Aber wo Bach ist, da ist Hoffnung. Junge Domsingknaben singen zwei-, drei-, viermal das Weihnachtsoratorium vor dem Stimmbruch. Und wenn man nun die quasi entzündeten Domsingknaben hörte und auch sah, wie sie (fast alle) nach vorne schauten auf den Dirigenten Stefan Steinemann – eine Tugend, die Dirigenten nicht grundsätzlich zuteil wird –, dann steigert sich die Hoffnung. Steinemann, Nachfolger Kammlers, hat 2019 das Weihnachtsoratorium übernommen, nun also seine zweite Einstudierung für Heilig Kreuz vorgestellt. Bei allem „Tönet, ihr Pauken! Erschallet, Trompeten!“betont seine Auslegung des Weihnachtsoratorium den kontemplativen Moment. Dort liegt ihm das Zentrum. Seine weiche, leicht federnde Zeichengebung stützt die Domsingknaben; die Tempi bleiben geboten moderat; er trägt Chor und Orchester, bindet ein, fördert Puls, Herzschlag.
Somit konnte sich die Aufmerksamkeit des familiären Auditoriums auf die Schönheiten der Aufführung in zwei aufeinanderfolgenden Konzerten richten, nachmittags und abends. Also auf den ausbalancierten, homogenen Klang der jungen und älteren Chor-Domsingknaben sowie auf jene Stimmen der Solisten aus ihren Reihen, die natürlich tendenziell umso tragender und intensiver ertönen, je länger ihnen Ausbildung zuteil wird (hervorzuheben sind die Alt-Partien Julian Romanowskys). Dies kommt dann auch den Stimmgewichtungen im Duett beziehungsweise Terzett zugute – wohingegen „Engelskehlen“geradezu den Reiz der Echo-Arie im vierten Teil ausmachen.

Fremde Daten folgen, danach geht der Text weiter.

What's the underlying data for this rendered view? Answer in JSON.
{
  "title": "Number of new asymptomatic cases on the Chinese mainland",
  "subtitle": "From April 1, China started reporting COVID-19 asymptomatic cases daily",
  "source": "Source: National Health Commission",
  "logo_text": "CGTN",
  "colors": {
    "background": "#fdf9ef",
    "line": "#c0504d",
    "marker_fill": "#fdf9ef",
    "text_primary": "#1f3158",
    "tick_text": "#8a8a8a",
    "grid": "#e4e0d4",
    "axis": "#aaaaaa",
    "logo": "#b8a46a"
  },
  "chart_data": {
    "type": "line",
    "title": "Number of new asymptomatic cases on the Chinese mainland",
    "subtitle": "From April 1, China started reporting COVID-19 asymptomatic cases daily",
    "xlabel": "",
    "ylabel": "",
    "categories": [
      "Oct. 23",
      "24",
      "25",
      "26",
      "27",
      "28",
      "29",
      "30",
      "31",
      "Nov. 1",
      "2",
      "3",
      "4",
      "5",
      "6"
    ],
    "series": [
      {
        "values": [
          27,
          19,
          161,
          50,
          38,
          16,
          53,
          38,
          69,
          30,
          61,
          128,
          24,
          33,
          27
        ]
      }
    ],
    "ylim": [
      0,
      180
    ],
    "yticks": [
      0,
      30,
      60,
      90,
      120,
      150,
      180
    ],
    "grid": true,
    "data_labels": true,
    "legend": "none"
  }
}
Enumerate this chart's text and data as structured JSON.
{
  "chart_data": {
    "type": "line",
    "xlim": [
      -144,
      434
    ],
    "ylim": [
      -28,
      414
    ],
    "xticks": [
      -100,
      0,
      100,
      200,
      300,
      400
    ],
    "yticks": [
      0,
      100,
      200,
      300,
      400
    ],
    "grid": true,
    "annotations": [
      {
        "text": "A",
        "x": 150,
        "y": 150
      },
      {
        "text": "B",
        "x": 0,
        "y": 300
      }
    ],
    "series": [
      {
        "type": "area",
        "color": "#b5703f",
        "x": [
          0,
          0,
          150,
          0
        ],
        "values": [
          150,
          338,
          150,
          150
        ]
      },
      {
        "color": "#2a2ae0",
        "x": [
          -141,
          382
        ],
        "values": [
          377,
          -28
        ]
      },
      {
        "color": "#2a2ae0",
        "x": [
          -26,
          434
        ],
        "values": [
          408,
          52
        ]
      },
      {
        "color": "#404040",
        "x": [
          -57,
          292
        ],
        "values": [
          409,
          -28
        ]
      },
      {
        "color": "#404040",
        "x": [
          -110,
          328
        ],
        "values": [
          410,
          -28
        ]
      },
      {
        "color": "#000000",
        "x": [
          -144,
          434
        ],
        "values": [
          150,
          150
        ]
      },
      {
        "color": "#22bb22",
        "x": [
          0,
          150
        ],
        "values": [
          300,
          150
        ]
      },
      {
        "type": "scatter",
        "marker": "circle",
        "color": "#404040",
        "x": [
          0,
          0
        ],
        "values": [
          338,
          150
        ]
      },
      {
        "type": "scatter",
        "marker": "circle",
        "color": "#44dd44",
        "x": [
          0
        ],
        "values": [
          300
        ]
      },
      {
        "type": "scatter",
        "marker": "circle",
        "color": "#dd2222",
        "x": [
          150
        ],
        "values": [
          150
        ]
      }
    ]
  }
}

Schönheiten hatte auch „La Banda“zu bieten, das der Region verbundene Orchester auf historischen Instrumenten beziehungsweise deren Nachbauten. Fabelhaft der erste Oboist d’amore in seinen Soli (Robert Herden). Zusammen mit den Oboen da caccia stellte sich im zweiten Teil ein charaktervoller pastoraler bis rustikaler Schnarr-Tonfall ein. Fabelhaft zudem die Naturtrompeten, Konzertmeisterin Katharina Pöche sowie im Continuo die Cellistin Sophia Reiß.
Bleiben – als dritte und vierte wesentliche Schönheit – die beiden ausgewachsenen Solisten Richard Resch (Tenor) und Äneas Humm (Bariton) zu nennen. Triftig als Oratorienstimmen ausgewählt, beeindruckten sie durch schlank fokussierte, klar prononcierte Stimmführung; Resch erstaunlich sonor, Humm erstaunlich hell im Timbre. Großer Applaus – sowieso.